By 1967, 100 million Americans observed daylight saving time. That year, Congress passed the Uniform Time Act, establishing one pattern for daylight saving time--beginning the last week of April and ending the last week in October--for anyone who wished to observe it. State governments still had and have the right to adopt it or opt out. In 1986, Reagan added another three weeks to daylight saving time, a change that has remained in effect until this year.

Besides added sunlight during the evening, daylight saving time has other benefits--from saving energy to saving lives, some studies say. Research conducted by the Department of Transportation in the 1970s showed a 1 percent decrease in energy use per day after daylight saving time begins.

The study also showed that daylight saving time prevents deaths and injuries from traffic accidents. According to the study, as posted on the Web site of the California Energy Commission, most traffic accidents occur during the evening commute. With an extra hour of sunlight, an estimated 50 lives were saved, 2,000 injuries were prevented and a total of $28 million was saved in traffic accident costs in March and April.

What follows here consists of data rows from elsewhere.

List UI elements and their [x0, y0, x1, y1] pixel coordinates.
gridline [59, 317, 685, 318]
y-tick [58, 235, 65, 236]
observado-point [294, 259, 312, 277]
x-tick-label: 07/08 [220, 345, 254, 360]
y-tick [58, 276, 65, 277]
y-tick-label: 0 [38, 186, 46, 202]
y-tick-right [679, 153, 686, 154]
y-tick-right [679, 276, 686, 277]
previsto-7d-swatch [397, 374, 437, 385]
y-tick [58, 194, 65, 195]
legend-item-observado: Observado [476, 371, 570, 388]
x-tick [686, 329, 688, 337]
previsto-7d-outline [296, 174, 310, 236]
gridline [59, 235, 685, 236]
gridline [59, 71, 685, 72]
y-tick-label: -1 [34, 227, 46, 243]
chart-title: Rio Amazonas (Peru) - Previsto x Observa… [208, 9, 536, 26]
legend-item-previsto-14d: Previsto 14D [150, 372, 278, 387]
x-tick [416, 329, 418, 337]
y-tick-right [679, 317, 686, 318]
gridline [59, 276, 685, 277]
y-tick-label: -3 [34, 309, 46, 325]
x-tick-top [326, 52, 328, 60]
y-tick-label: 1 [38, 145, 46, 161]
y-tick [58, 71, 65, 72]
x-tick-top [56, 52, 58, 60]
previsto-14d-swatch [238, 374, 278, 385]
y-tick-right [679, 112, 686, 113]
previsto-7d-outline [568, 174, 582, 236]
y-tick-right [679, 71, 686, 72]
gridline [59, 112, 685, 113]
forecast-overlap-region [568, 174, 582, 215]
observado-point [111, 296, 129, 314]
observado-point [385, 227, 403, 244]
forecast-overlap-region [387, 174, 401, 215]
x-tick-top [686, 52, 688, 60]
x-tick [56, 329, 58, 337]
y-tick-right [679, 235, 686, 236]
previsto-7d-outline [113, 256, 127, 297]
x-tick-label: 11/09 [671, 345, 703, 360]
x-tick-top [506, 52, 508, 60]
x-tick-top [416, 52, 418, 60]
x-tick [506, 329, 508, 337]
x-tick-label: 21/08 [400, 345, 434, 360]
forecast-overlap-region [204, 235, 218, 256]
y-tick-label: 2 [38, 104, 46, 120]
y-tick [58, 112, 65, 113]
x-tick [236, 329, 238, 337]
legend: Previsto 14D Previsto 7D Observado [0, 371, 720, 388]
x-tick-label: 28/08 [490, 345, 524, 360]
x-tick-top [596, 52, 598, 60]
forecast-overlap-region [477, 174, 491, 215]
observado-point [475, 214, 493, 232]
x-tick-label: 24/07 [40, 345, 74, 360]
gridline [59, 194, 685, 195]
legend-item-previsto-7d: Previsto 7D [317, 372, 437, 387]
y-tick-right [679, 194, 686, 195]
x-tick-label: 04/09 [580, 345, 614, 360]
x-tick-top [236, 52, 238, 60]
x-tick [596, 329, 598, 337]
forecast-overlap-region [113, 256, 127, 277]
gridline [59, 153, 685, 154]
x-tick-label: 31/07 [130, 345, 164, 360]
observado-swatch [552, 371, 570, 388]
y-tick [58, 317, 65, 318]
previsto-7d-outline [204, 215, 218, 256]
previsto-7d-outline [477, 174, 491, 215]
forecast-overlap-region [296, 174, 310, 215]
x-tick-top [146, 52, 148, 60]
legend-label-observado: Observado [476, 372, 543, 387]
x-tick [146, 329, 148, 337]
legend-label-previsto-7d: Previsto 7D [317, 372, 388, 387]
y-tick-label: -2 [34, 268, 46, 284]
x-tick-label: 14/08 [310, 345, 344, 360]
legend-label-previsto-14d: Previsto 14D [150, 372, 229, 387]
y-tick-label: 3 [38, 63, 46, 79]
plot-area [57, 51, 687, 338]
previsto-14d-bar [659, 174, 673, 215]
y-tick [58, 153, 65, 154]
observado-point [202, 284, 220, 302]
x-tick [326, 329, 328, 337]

But not everyone is pleased with the change.

Some critics charge that the number of accidents during the morning commute rises when the clocks move ahead. Also, many worry about children, particularly in rural areas, traveling to school in the dark during the morning.

Tom Buis, president of the National Farmers Union, said that while daylight saving time may not be as controversial as in the past, children's safety remains a concern.

“Rural students generally have to go greater distances," he said. "When it’s still dark like that, it’s more uncomfortable for people.”

As for the farmers, Buis says crop farmers now have artificial lights to work under and their farming depends more on soil conditions and the weather rather than the clock. Dairy and livestock farmers, however, have to adjust their schedules with the time change.

The California Energy Commission has concluded that extending daylight saving time decreases the amount of peak electricity use at 7 p.m. in March by 3 percent, according to Bob Aldrich, a commission consultant. He says the data only apply to California since electricity use differs by geographic location.

There are easier ways to save energy, experts say. While changing your clocks, Aldrich recommends changing all light bulbs to compact florescent ones.

“If everyone did that," he said, "it would save more energy than daylight saving time.”